Hace muchos años, en una época no tan lejana, cuando las tardes de juego se resolvían compartiendo cuatro mandos analógicos en el suelo del salón, ocurrió un suceso del que ya nadie se acuerda. Las experiencias grupales siempre han sido el pilar de la compañía de Kioto, y hoy en día, mientras la comunidad debate sobre el catálogo de los mejores juegos multijugador para Nintendo Switch 2 y busca opciones para disfrutar de los mejores juegos con crossplay en la nueva consola, conviene recordar el impacto de un título que revolucionó la jugabilidad: Mario Party. Esta saga no solo se destacó por su propuesta dinámica en el tablero, sino que también cargó con un importante problema de diseño que causó revuelo en su momento y cuyas consecuencias se sienten hasta hoy.
El lanzamiento de Mario Party en 1999 fue un éxito inmediato, capturando la atención de jugadores de todas las edades. Sin embargo, este éxito estuvo empañado por un inconveniente significativo en la mecánica de algunos de sus minijuegos, como Tug o’ War. Los jugadores pronto descubrieron que la forma más efectiva de ganar era girar rápidamente el stick analógico del mando, empleando su palma abierta en lugar del pulgar. Aunque esta técnica resultaba efectiva, pronto se revelaron las dolorosas consecuencias, como quemaduras por fricción y ampollas en las manos, lo que llevó a muchos a preguntarse: ¿hasta dónde puede llegar el desgaste físico en nombre de la competencia?
La crisis llegó a tal nivel que la Fiscalía General del Estado de Nueva York intervino tras recibir numerosas denuncias de padres preocupados por la salud de sus hijos. El acuerdo legal resultante no contempló compensaciones monetarias, sino que Nintendo of America optó por una solución inusitada: el envío gratuito de guantes acolchados a todos los afectados. Este movimiento, que buscaba reparar el daño y restaurar la confianza en la marca, implicó un desembolso colosal de recursos, dejando a la compañía con un fondo de casi 80 millones de dólares reservado para cubrir los gastos de este incidente.

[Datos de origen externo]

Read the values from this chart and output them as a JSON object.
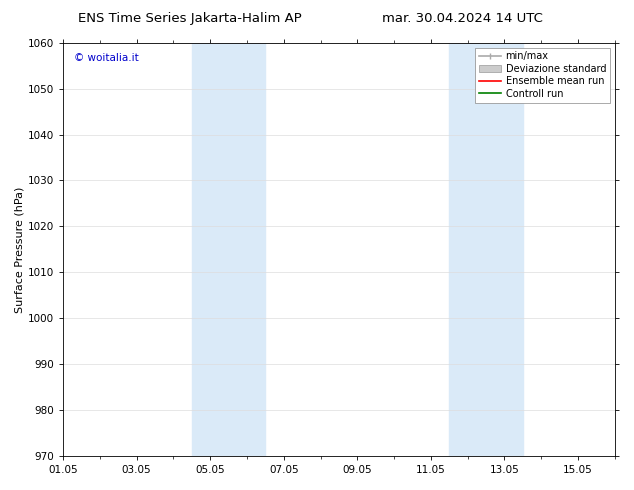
{
  "title_left": "ENS Time Series Jakarta-Halim AP",
  "title_right": "mar. 30.04.2024 14 UTC",
  "ylabel": "Surface Pressure (hPa)",
  "ylim": [
    970,
    1060
  ],
  "yticks": [
    970,
    980,
    990,
    1000,
    1010,
    1020,
    1030,
    1040,
    1050,
    1060
  ],
  "xlim": [
    0,
    15
  ],
  "xtick_labels": [
    "01.05",
    "03.05",
    "05.05",
    "07.05",
    "09.05",
    "11.05",
    "13.05",
    "15.05"
  ],
  "xtick_positions": [
    0,
    2,
    4,
    6,
    8,
    10,
    12,
    14
  ],
  "shaded_regions": [
    {
      "xmin": 3.5,
      "xmax": 5.5,
      "color": "#daeaf8"
    },
    {
      "xmin": 10.5,
      "xmax": 12.5,
      "color": "#daeaf8"
    }
  ],
  "watermark": "© woitalia.it",
  "watermark_color": "#0000cc",
  "legend_entries": [
    {
      "label": "min/max",
      "color": "#aaaaaa",
      "type": "errorbar"
    },
    {
      "label": "Deviazione standard",
      "color": "#cccccc",
      "type": "band"
    },
    {
      "label": "Ensemble mean run",
      "color": "#ff0000",
      "type": "line"
    },
    {
      "label": "Controll run",
      "color": "#008000",
      "type": "line"
    }
  ],
  "background_color": "#ffffff",
  "plot_bg_color": "#ffffff",
  "grid_color": "#dddddd",
  "title_fontsize": 9.5,
  "axis_label_fontsize": 8,
  "tick_fontsize": 7.5,
  "watermark_fontsize": 7.5,
  "legend_fontsize": 7
}
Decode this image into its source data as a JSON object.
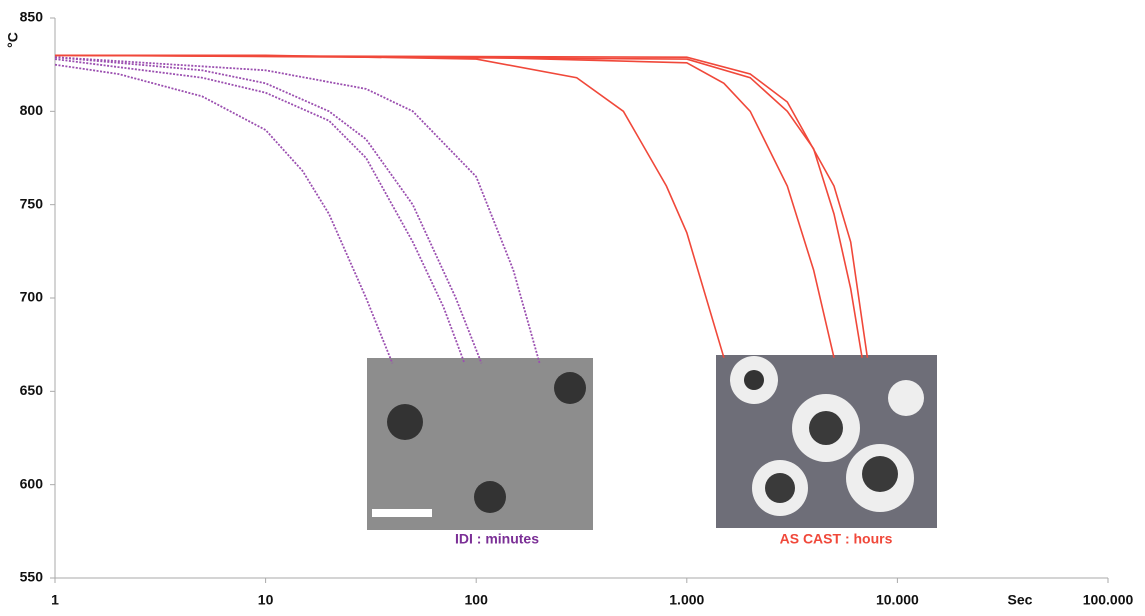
{
  "chart_data": {
    "type": "line",
    "x_label": "Sec",
    "y_label": "°C",
    "xscale": "log",
    "grid": false,
    "xlim": [
      1,
      100000
    ],
    "ylim": [
      550,
      850
    ],
    "xticks": [
      1,
      10,
      100,
      {
        "value": 1000,
        "label": "1.000"
      },
      {
        "value": 10000,
        "label": "10.000"
      },
      {
        "value": 100000,
        "label": "100.000"
      }
    ],
    "yticks": [
      550,
      600,
      650,
      700,
      750,
      800,
      850
    ],
    "series": [
      {
        "color": "#9b4fb0",
        "dash": true,
        "x": [
          1,
          2,
          5,
          10,
          15,
          20,
          30,
          40
        ],
        "values": [
          825,
          820,
          808,
          790,
          768,
          745,
          700,
          665
        ]
      },
      {
        "color": "#9b4fb0",
        "dash": true,
        "x": [
          1,
          5,
          10,
          20,
          30,
          50,
          70,
          88
        ],
        "values": [
          828,
          818,
          810,
          795,
          775,
          730,
          695,
          665
        ]
      },
      {
        "color": "#9b4fb0",
        "dash": true,
        "x": [
          1,
          5,
          10,
          20,
          30,
          50,
          80,
          106
        ],
        "values": [
          829,
          822,
          815,
          800,
          785,
          750,
          700,
          665
        ]
      },
      {
        "color": "#9b4fb0",
        "dash": true,
        "x": [
          1,
          10,
          30,
          50,
          100,
          150,
          200
        ],
        "values": [
          829,
          822,
          812,
          800,
          765,
          715,
          665
        ]
      },
      {
        "color": "#f0483a",
        "dash": false,
        "x": [
          1,
          10,
          100,
          300,
          500,
          800,
          1000,
          1500
        ],
        "values": [
          830,
          830,
          828,
          818,
          800,
          760,
          735,
          668
        ]
      },
      {
        "color": "#f0483a",
        "dash": false,
        "x": [
          1,
          100,
          1000,
          1500,
          2000,
          3000,
          4000,
          5000
        ],
        "values": [
          830,
          829,
          826,
          815,
          800,
          760,
          715,
          668
        ]
      },
      {
        "color": "#f0483a",
        "dash": false,
        "x": [
          1,
          1000,
          2000,
          3000,
          4000,
          5000,
          6000,
          6800
        ],
        "values": [
          830,
          828,
          818,
          800,
          780,
          745,
          705,
          668
        ]
      },
      {
        "color": "#f0483a",
        "dash": false,
        "x": [
          1,
          1000,
          2000,
          3000,
          5000,
          6000,
          7200
        ],
        "values": [
          830,
          829,
          820,
          805,
          760,
          730,
          668
        ]
      }
    ],
    "annotations": [
      {
        "text": "IDI : minutes",
        "color": "#7b2f96"
      },
      {
        "text": "AS CAST : hours",
        "color": "#f0483a"
      }
    ]
  }
}
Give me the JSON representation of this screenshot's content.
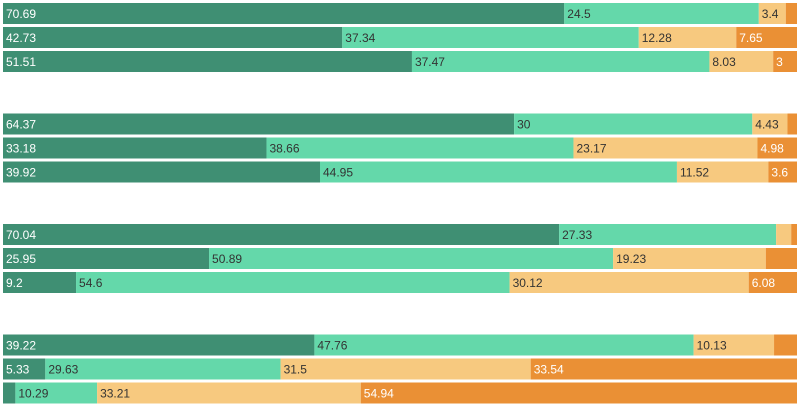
{
  "chart_data": {
    "type": "bar",
    "orientation": "horizontal",
    "stacked": true,
    "normalized_percent": true,
    "title": "",
    "xlabel": "",
    "ylabel": "",
    "xlim": [
      0,
      100
    ],
    "grid": false,
    "legend": "none",
    "colors": [
      "#3f8f73",
      "#64d8aa",
      "#f7c97f",
      "#ea9035"
    ],
    "label_colors": [
      "#ffffff",
      "#333333",
      "#333333",
      "#ffffff"
    ],
    "groups": [
      {
        "rows": [
          {
            "values": [
              70.69,
              24.5,
              3.4,
              1.41
            ],
            "labels": [
              "70.69",
              "24.5",
              "3.4",
              ""
            ]
          },
          {
            "values": [
              42.73,
              37.34,
              12.28,
              7.65
            ],
            "labels": [
              "42.73",
              "37.34",
              "12.28",
              "7.65"
            ]
          },
          {
            "values": [
              51.51,
              37.47,
              8.03,
              3
            ],
            "labels": [
              "51.51",
              "37.47",
              "8.03",
              "3"
            ]
          }
        ]
      },
      {
        "rows": [
          {
            "values": [
              64.37,
              30,
              4.43,
              1.2
            ],
            "labels": [
              "64.37",
              "30",
              "4.43",
              ""
            ]
          },
          {
            "values": [
              33.18,
              38.66,
              23.17,
              4.98
            ],
            "labels": [
              "33.18",
              "38.66",
              "23.17",
              "4.98"
            ]
          },
          {
            "values": [
              39.92,
              44.95,
              11.52,
              3.6
            ],
            "labels": [
              "39.92",
              "44.95",
              "11.52",
              "3.6"
            ]
          }
        ]
      },
      {
        "rows": [
          {
            "values": [
              70.04,
              27.33,
              1.9,
              0.73
            ],
            "labels": [
              "70.04",
              "27.33",
              "",
              ""
            ]
          },
          {
            "values": [
              25.95,
              50.89,
              19.23,
              3.93
            ],
            "labels": [
              "25.95",
              "50.89",
              "19.23",
              ""
            ]
          },
          {
            "values": [
              9.2,
              54.6,
              30.12,
              6.08
            ],
            "labels": [
              "9.2",
              "54.6",
              "30.12",
              "6.08"
            ]
          }
        ]
      },
      {
        "rows": [
          {
            "values": [
              39.22,
              47.76,
              10.13,
              2.89
            ],
            "labels": [
              "39.22",
              "47.76",
              "10.13",
              ""
            ]
          },
          {
            "values": [
              5.33,
              29.63,
              31.5,
              33.54
            ],
            "labels": [
              "5.33",
              "29.63",
              "31.5",
              "33.54"
            ]
          },
          {
            "values": [
              1.56,
              10.29,
              33.21,
              54.94
            ],
            "labels": [
              "",
              "10.29",
              "33.21",
              "54.94"
            ]
          }
        ]
      }
    ]
  }
}
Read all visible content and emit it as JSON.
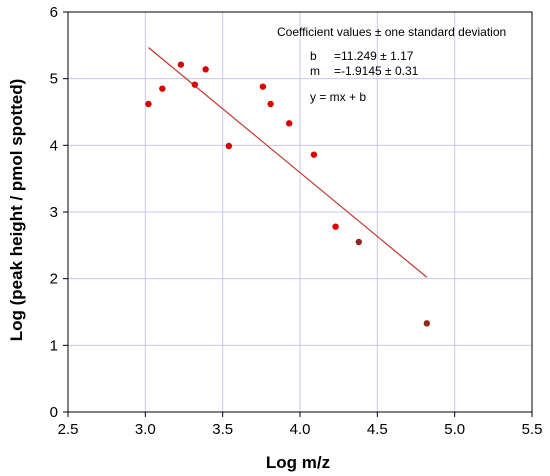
{
  "chart_data": {
    "type": "scatter",
    "title": "",
    "xlabel": "Log m/z",
    "ylabel": "Log (peak height / pmol spotted)",
    "xlim": [
      2.5,
      5.5
    ],
    "ylim": [
      0,
      6
    ],
    "x_ticks": [
      2.5,
      3.0,
      3.5,
      4.0,
      4.5,
      5.0,
      5.5
    ],
    "x_tick_labels": [
      "2.5",
      "3.0",
      "3.5",
      "4.0",
      "4.5",
      "5.0",
      "5.5"
    ],
    "y_ticks": [
      0,
      1,
      2,
      3,
      4,
      5,
      6
    ],
    "y_tick_labels": [
      "0",
      "1",
      "2",
      "3",
      "4",
      "5",
      "6"
    ],
    "grid": true,
    "colors": {
      "points": "#dd0000",
      "points_dark": "#8b2a1a",
      "fit_line": "#c0392b",
      "grid": "#c8c8f0"
    },
    "points": [
      {
        "x": 3.02,
        "y": 4.62
      },
      {
        "x": 3.11,
        "y": 4.85
      },
      {
        "x": 3.23,
        "y": 5.21
      },
      {
        "x": 3.32,
        "y": 4.91
      },
      {
        "x": 3.39,
        "y": 5.14
      },
      {
        "x": 3.54,
        "y": 3.99
      },
      {
        "x": 3.76,
        "y": 4.88
      },
      {
        "x": 3.81,
        "y": 4.62
      },
      {
        "x": 3.93,
        "y": 4.33
      },
      {
        "x": 4.09,
        "y": 3.86
      },
      {
        "x": 4.23,
        "y": 2.78
      },
      {
        "x": 4.38,
        "y": 2.55
      },
      {
        "x": 4.82,
        "y": 1.33
      }
    ],
    "fit": {
      "slope": -1.9145,
      "intercept": 11.249,
      "x_start": 3.02,
      "x_end": 4.82
    },
    "annotations": {
      "heading": "Coefficient values ± one standard deviation",
      "b_label": "b",
      "b_value": "=11.249 ± 1.17",
      "m_label": "m",
      "m_value": "=-1.9145 ± 0.31",
      "equation": "y = mx + b"
    }
  }
}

Desde este momento, Nintendo tomó una lección crucial en el ámbito del diseño de videojuegos, especialmente en su franquicia Mario Party. La directiva interna prohibió cualquier juego que exigiera la rotación violenta del stick analógico, reemplazando estas mecánicas con alternativas más seguras que priorizaban la comodidad y la salud de los jugadores. La evolución de la saga refleja este compromiso, lo que quedó evidenciado en la entrega más reciente, Super Mario Party Jamboree, la cual ofrece una experiencia de juego divertida y segura, marcada por una notable ergonomía y ausencia de riesgos.
Así, el legado de aquel primer Mario Party no solo reside en su éxito inicial, sino también en la transformación que generó dentro de los estándares de diseño de videojuegos. La historia de su peculiar trasfondo es un recordatorio de cómo un problema de ergonomía llevó a Nintendo a innovar en las experiencias multijugador, cuidando siempre del bienestar de su comunidad de jugadores. Mientras los aficionados continúan disfrutando de las nuevas aventuras en Nintendo Switch 2, no está de más reflexionar sobre cómo los desafíos del pasado han influido en la calidad de los títulos actuales.